From the top left menu, scroll down to Big Data, and select BigQuery.
Run queries and view results
Now that we are in BigQuery, let’s look at the sample dataset we are going to work with. We are going to view all columns in our example table to see what fields are included. From the large Query Editor box, copy and paste the following query, then click the Run button:
SELECT * FROM `cloud-training-prod-bucket.arch_infra.billing_data`
The cloud-training-prod-bucket.arch_infra.billing_data is the public dataset we are working with.
If we click the Results tab underneath, we can view the entire table we are going to work with.

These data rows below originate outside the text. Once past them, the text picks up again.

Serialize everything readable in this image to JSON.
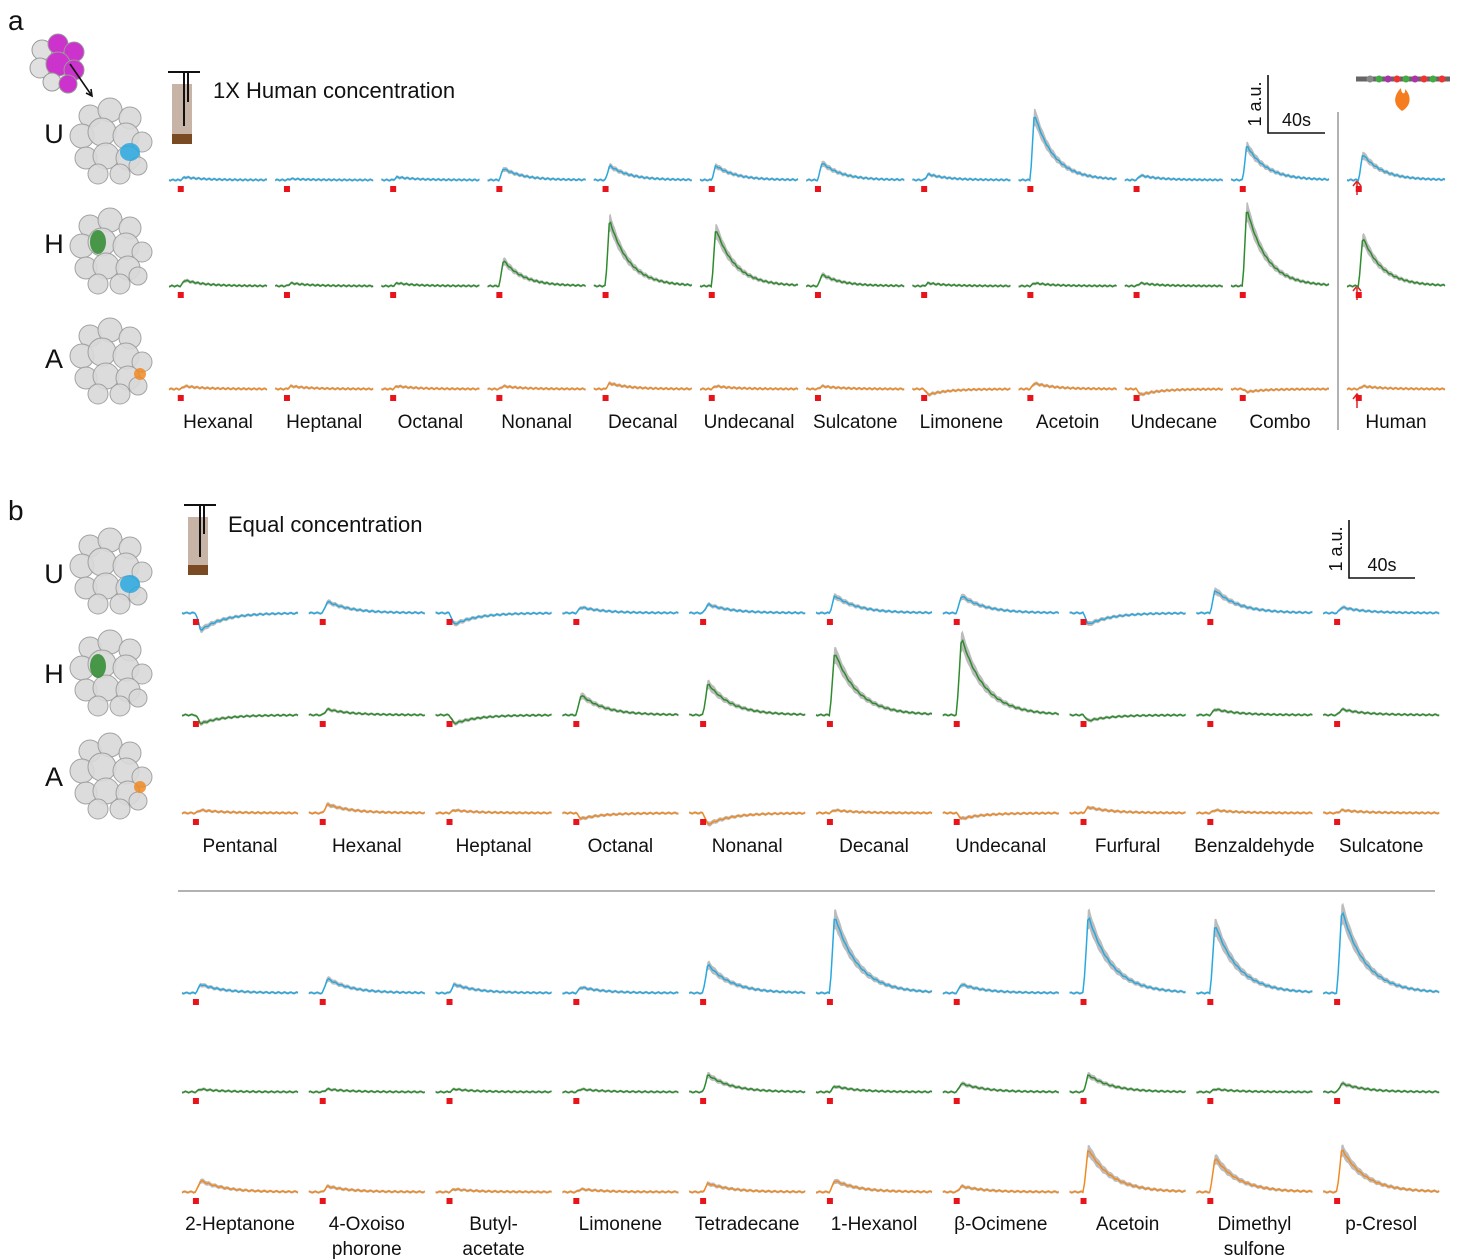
{
  "panels": [
    {
      "letter": "a",
      "title": "1X Human concentration",
      "scale": {
        "y": "1 a.u.",
        "x": "40s"
      },
      "rows": [
        {
          "label": "U",
          "color": "#29a8df"
        },
        {
          "label": "H",
          "color": "#2e8b2e"
        },
        {
          "label": "A",
          "color": "#f08a24"
        }
      ],
      "groups": [
        {
          "odors": [
            "Hexanal",
            "Heptanal",
            "Octanal",
            "Nonanal",
            "Decanal",
            "Undecanal",
            "Sulcatone",
            "Limonene",
            "Acetoin",
            "Undecane",
            "Combo",
            "Human"
          ],
          "peaks": [
            [
              0.05,
              0.02,
              0.05,
              0.2,
              0.25,
              0.25,
              0.3,
              0.1,
              1.15,
              0.08,
              0.6,
              0.45
            ],
            [
              0.1,
              0.05,
              0.05,
              0.45,
              1.15,
              1.0,
              0.2,
              0.05,
              0.05,
              0.05,
              1.35,
              0.85
            ],
            [
              0.05,
              0.05,
              0.05,
              0.05,
              0.1,
              0.05,
              0.05,
              -0.1,
              0.1,
              -0.1,
              -0.05,
              0.05
            ]
          ]
        }
      ]
    },
    {
      "letter": "b",
      "title": "Equal concentration",
      "scale": {
        "y": "1 a.u.",
        "x": "40s"
      },
      "rows": [
        {
          "label": "U",
          "color": "#29a8df"
        },
        {
          "label": "H",
          "color": "#2e8b2e"
        },
        {
          "label": "A",
          "color": "#f08a24"
        }
      ],
      "groups": [
        {
          "odors": [
            "Pentanal",
            "Hexanal",
            "Heptanal",
            "Octanal",
            "Nonanal",
            "Decanal",
            "Undecanal",
            "Furfural",
            "Benzaldehyde",
            "Sulcatone"
          ],
          "peaks": [
            [
              -0.3,
              0.2,
              -0.2,
              0.1,
              0.15,
              0.3,
              0.3,
              -0.2,
              0.4,
              0.1
            ],
            [
              -0.15,
              0.1,
              -0.15,
              0.35,
              0.55,
              1.1,
              1.35,
              -0.1,
              0.1,
              0.1
            ],
            [
              0.05,
              0.15,
              0.05,
              -0.1,
              -0.2,
              0.05,
              -0.1,
              0.1,
              0.05,
              0.05
            ]
          ]
        },
        {
          "odors": [
            "2-Heptanone",
            "4-Oxoiso\nphorone",
            "Butyl-\nacetate",
            "Limonene",
            "Tetradecane",
            "1-Hexanol",
            "β-Ocimene",
            "Acetoin",
            "Dimethyl\nsulfone",
            "p-Cresol"
          ],
          "peaks": [
            [
              0.15,
              0.25,
              0.15,
              0.1,
              0.5,
              1.35,
              0.15,
              1.35,
              1.2,
              1.45
            ],
            [
              0.05,
              0.05,
              0.05,
              0.05,
              0.3,
              0.1,
              0.15,
              0.3,
              0.05,
              0.15
            ],
            [
              0.2,
              0.1,
              0.05,
              0.05,
              0.15,
              0.2,
              0.1,
              0.75,
              0.6,
              0.75
            ]
          ]
        }
      ]
    }
  ]
}
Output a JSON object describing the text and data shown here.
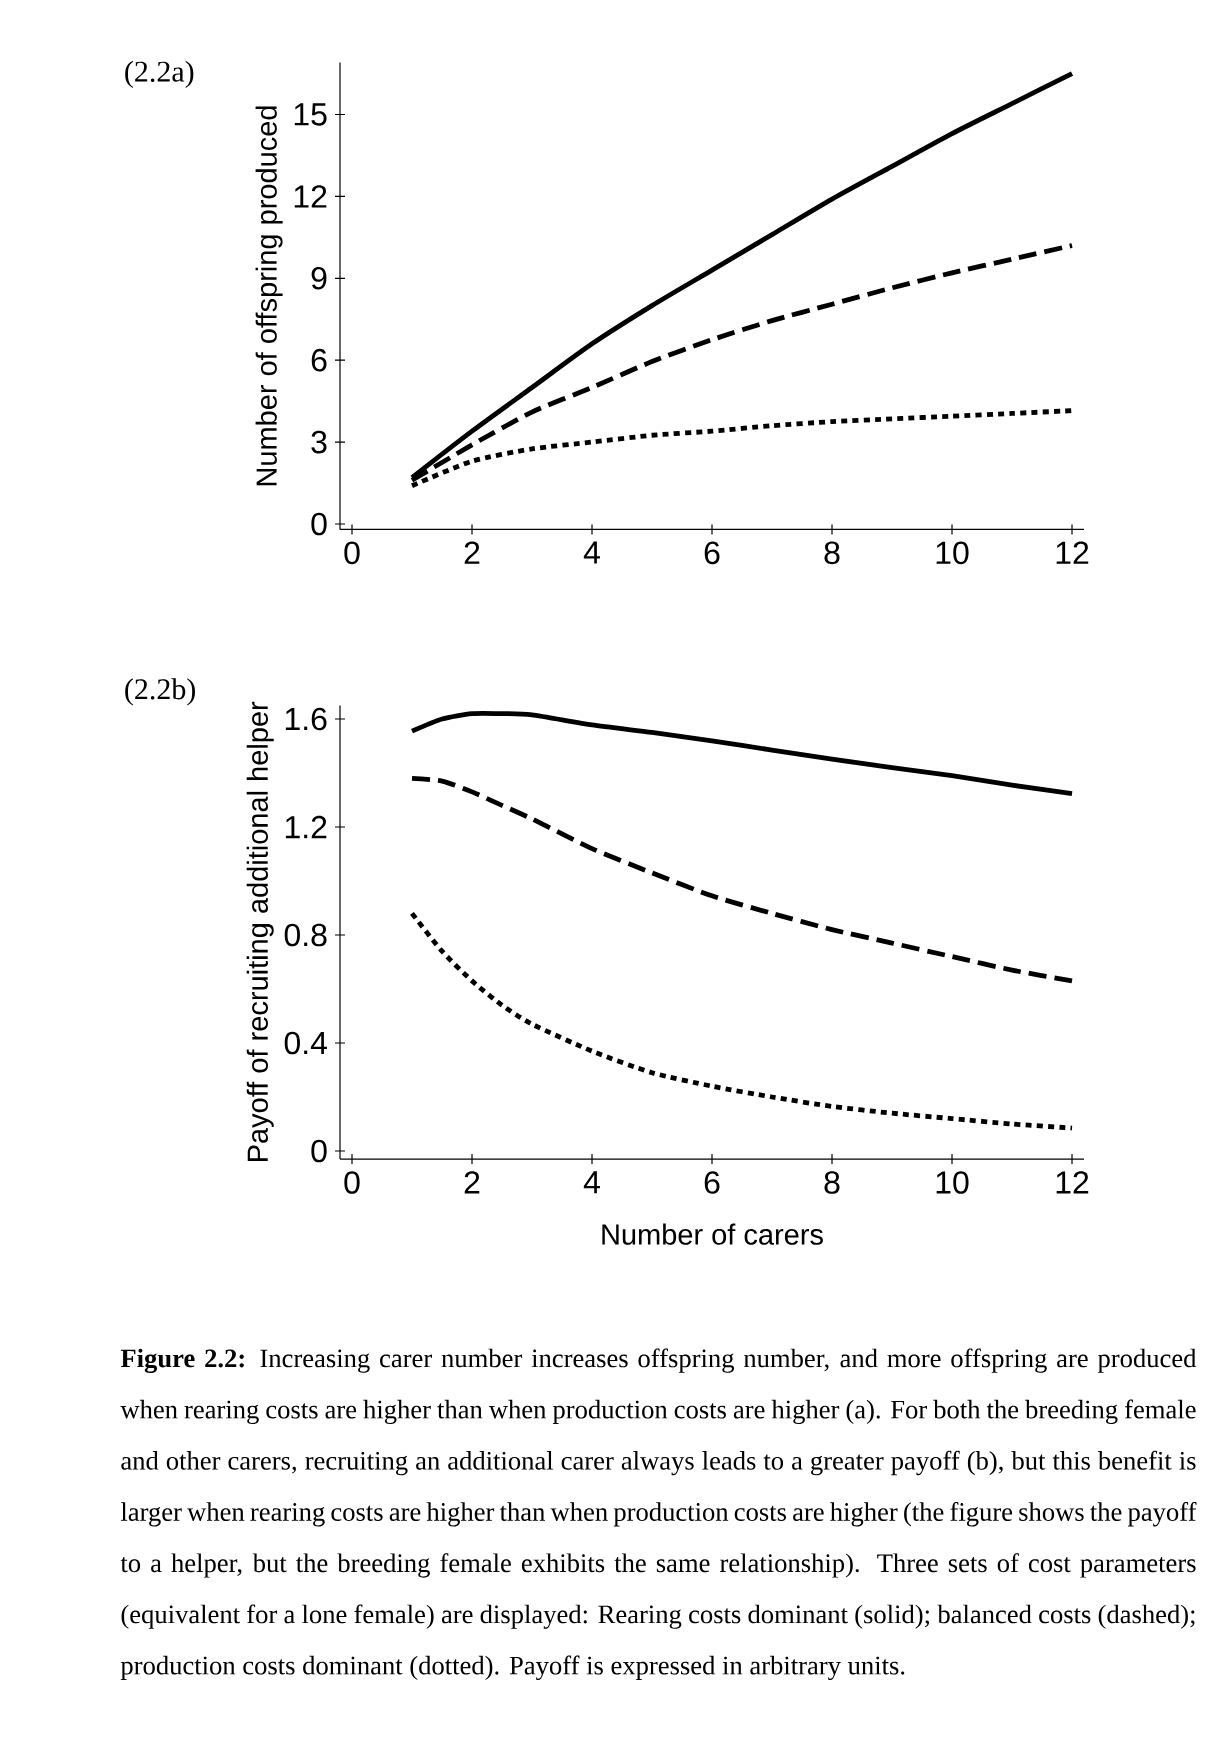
{
  "chart_data": [
    {
      "type": "line",
      "title": "(2.2a)",
      "ylabel": "Number of offspring produced",
      "x": [
        1,
        2,
        3,
        4,
        5,
        6,
        7,
        8,
        9,
        10,
        11,
        12
      ],
      "xlim": [
        -0.2,
        12.2
      ],
      "ylim": [
        -0.2,
        16.9
      ],
      "xticks": [
        0,
        2,
        4,
        6,
        8,
        10,
        12
      ],
      "yticks": [
        0,
        3,
        6,
        9,
        12,
        15
      ],
      "grid": false,
      "marker": "none",
      "series": [
        {
          "color": "#000000",
          "line_style": "solid",
          "values": [
            1.7,
            3.4,
            5.0,
            6.6,
            8.0,
            9.3,
            10.6,
            11.9,
            13.1,
            14.3,
            15.4,
            16.5
          ]
        },
        {
          "color": "#000000",
          "line_style": "dashed",
          "values": [
            1.6,
            2.9,
            4.1,
            5.0,
            5.95,
            6.75,
            7.45,
            8.05,
            8.65,
            9.2,
            9.7,
            10.2
          ]
        },
        {
          "color": "#000000",
          "line_style": "dotted",
          "values": [
            1.4,
            2.3,
            2.75,
            3.0,
            3.25,
            3.4,
            3.6,
            3.75,
            3.85,
            3.95,
            4.05,
            4.15
          ]
        }
      ]
    },
    {
      "type": "line",
      "title": "(2.2b)",
      "xlabel": "Number of carers",
      "ylabel": "Payoff of recruiting additional helper",
      "x": [
        1,
        1.5,
        2,
        2.5,
        3,
        4,
        5,
        6,
        7,
        8,
        9,
        10,
        11,
        12
      ],
      "xlim": [
        -0.2,
        12.2
      ],
      "ylim": [
        -0.03,
        1.65
      ],
      "xticks": [
        0,
        2,
        4,
        6,
        8,
        10,
        12
      ],
      "yticks": [
        0,
        0.4,
        0.8,
        1.2,
        1.6
      ],
      "grid": false,
      "marker": "none",
      "series": [
        {
          "color": "#000000",
          "line_style": "solid",
          "values": [
            1.555,
            1.6,
            1.62,
            1.62,
            1.615,
            1.578,
            1.55,
            1.519,
            1.485,
            1.451,
            1.42,
            1.39,
            1.355,
            1.324
          ]
        },
        {
          "color": "#000000",
          "line_style": "dashed",
          "values": [
            1.38,
            1.37,
            1.33,
            1.28,
            1.23,
            1.12,
            1.03,
            0.945,
            0.88,
            0.82,
            0.77,
            0.72,
            0.67,
            0.63
          ]
        },
        {
          "color": "#000000",
          "line_style": "dotted",
          "values": [
            0.88,
            0.74,
            0.63,
            0.54,
            0.47,
            0.37,
            0.29,
            0.24,
            0.2,
            0.165,
            0.14,
            0.12,
            0.1,
            0.085
          ]
        }
      ],
      "annotations": [
        "**Figure 2.2:** Increasing carer number increases offspring number, and more offspring are produced when rearing costs are higher than when production costs are higher (a). For both the breeding female and other carers, recruiting an additional carer always leads to a greater payoff (b), but this benefit is larger when rearing costs are higher than when production costs are higher (the figure shows the payoff to a helper, but the breeding female exhibits the same relationship). Three sets of cost parameters (equivalent for a lone female) are displayed: Rearing costs dominant (solid); balanced costs (dashed); production costs dominant (dotted). Payoff is expressed in arbitrary units."
      ]
    }
  ]
}
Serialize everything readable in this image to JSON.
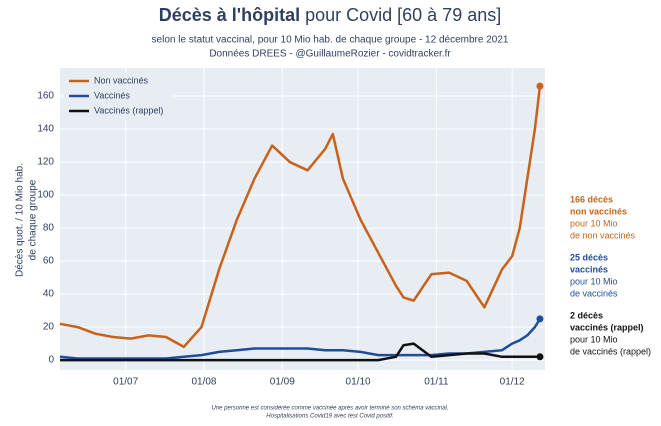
{
  "chart_data": {
    "type": "line",
    "title_bold": "Décès à l'hôpital",
    "title_rest": "pour Covid [60 à 79 ans]",
    "subtitle": [
      "selon le statut vaccinal, pour 10 Mio hab. de chaque groupe - 12 décembre 2021",
      "Données DREES - @GuillaumeRozier - covidtracker.fr"
    ],
    "y_label": [
      "Décès quot. / 10 Mio hab.",
      "de chaque groupe"
    ],
    "x": [
      "05/06",
      "12/06",
      "19/06",
      "26/06",
      "03/07",
      "10/07",
      "17/07",
      "24/07",
      "31/07",
      "07/08",
      "14/08",
      "21/08",
      "28/08",
      "04/09",
      "11/09",
      "18/09",
      "21/09",
      "25/09",
      "02/10",
      "09/10",
      "16/10",
      "19/10",
      "23/10",
      "30/10",
      "06/11",
      "13/11",
      "20/11",
      "27/11",
      "01/12",
      "04/12",
      "07/12",
      "10/12",
      "12/12"
    ],
    "series": [
      {
        "name": "Non vaccinés",
        "color": "#c8621a",
        "values": [
          22,
          20,
          16,
          14,
          13,
          15,
          14,
          8,
          20,
          55,
          85,
          110,
          130,
          120,
          115,
          128,
          137,
          110,
          85,
          65,
          45,
          38,
          36,
          52,
          53,
          48,
          32,
          55,
          63,
          80,
          110,
          140,
          166
        ]
      },
      {
        "name": "Vaccinés",
        "color": "#1f4e99",
        "values": [
          2,
          1,
          1,
          1,
          1,
          1,
          1,
          2,
          3,
          5,
          6,
          7,
          7,
          7,
          7,
          6,
          6,
          6,
          5,
          3,
          3,
          3,
          3,
          3,
          4,
          4,
          5,
          6,
          10,
          12,
          15,
          20,
          25
        ]
      },
      {
        "name": "Vaccinés (rappel)",
        "color": "#111111",
        "values": [
          0,
          0,
          0,
          0,
          0,
          0,
          0,
          0,
          0,
          0,
          0,
          0,
          0,
          0,
          0,
          0,
          0,
          0,
          0,
          0,
          2,
          9,
          10,
          2,
          3,
          4,
          4,
          2,
          2,
          2,
          2,
          2,
          2
        ]
      }
    ],
    "xlim": [
      "05/06",
      "14/12"
    ],
    "xticks": [
      "01/07",
      "01/08",
      "01/09",
      "01/10",
      "01/11",
      "01/12"
    ],
    "ylim": [
      -6,
      177
    ],
    "yticks": [
      0,
      20,
      40,
      60,
      80,
      100,
      120,
      140,
      160
    ],
    "grid": true,
    "legend": "top-left",
    "annotations": [
      {
        "color": "#c8621a",
        "bold": [
          "166 décès",
          "non vaccinés"
        ],
        "lines": [
          "pour 10 Mio",
          "de non vaccinés"
        ]
      },
      {
        "color": "#1f4e99",
        "bold": [
          "25 décès",
          "vaccinés"
        ],
        "lines": [
          "pour 10 Mio",
          "de vaccinés"
        ]
      },
      {
        "color": "#111111",
        "bold": [
          "2 décès",
          "vaccinés (rappel)"
        ],
        "lines": [
          "pour 10 Mio",
          "de vaccinés (rappel)"
        ]
      }
    ],
    "footnote": [
      "Une personne est considérée comme vaccinée après avoir terminé son schéma vaccinal.",
      "Hospitalisations Covid19 avec test Covid positif."
    ]
  }
}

Feel free to experiment with other queries such as ordering by cost or usage amount by adding the below string to your query to sort by the column of your choice:
SELECT * FROM `cloud-training-prod-bucket.arch_infra.billing_data` ORDER BY cost DESC
In this query, we are bringing up the entire table contents, but sorting by the highest cost first. You can experiment with other fields as well.
Let’s now do some specific queries. In the same Query editor box, delete the existing contents, and enter the below query to find all charges that were more than 3 dollars:
SELECT product, resource_type, start_time, end_time, cost, project_id, project_name, project_labels_key, currency, currency_conversion_rate, usage_amount, usage_unit FROM `cloud-training-prod-bucket.arch_infra.billing_data` WHERE (cost > 3)
Next let’s find which product had the highest total number of records:
SELECT product, COUNT(*) FROM `cloud-training-prod-bucket.arch_infra.billing_data` GROUP BY product LIMIT 200
Looks like Pub/Sub is pretty popular here…
Finally, let’s see which product most frequently cost more than a dollar:
SELECT product, cost, COUNT(*) FROM `cloud-training-prod-bucket.arch_infra.billing_data` WHERE (cost > 1) GROUP BY cost, product LIMIT 200
That will conclude this lab. The great thing about working with BigQuery is the flexibility of discovering what you can learn from your data.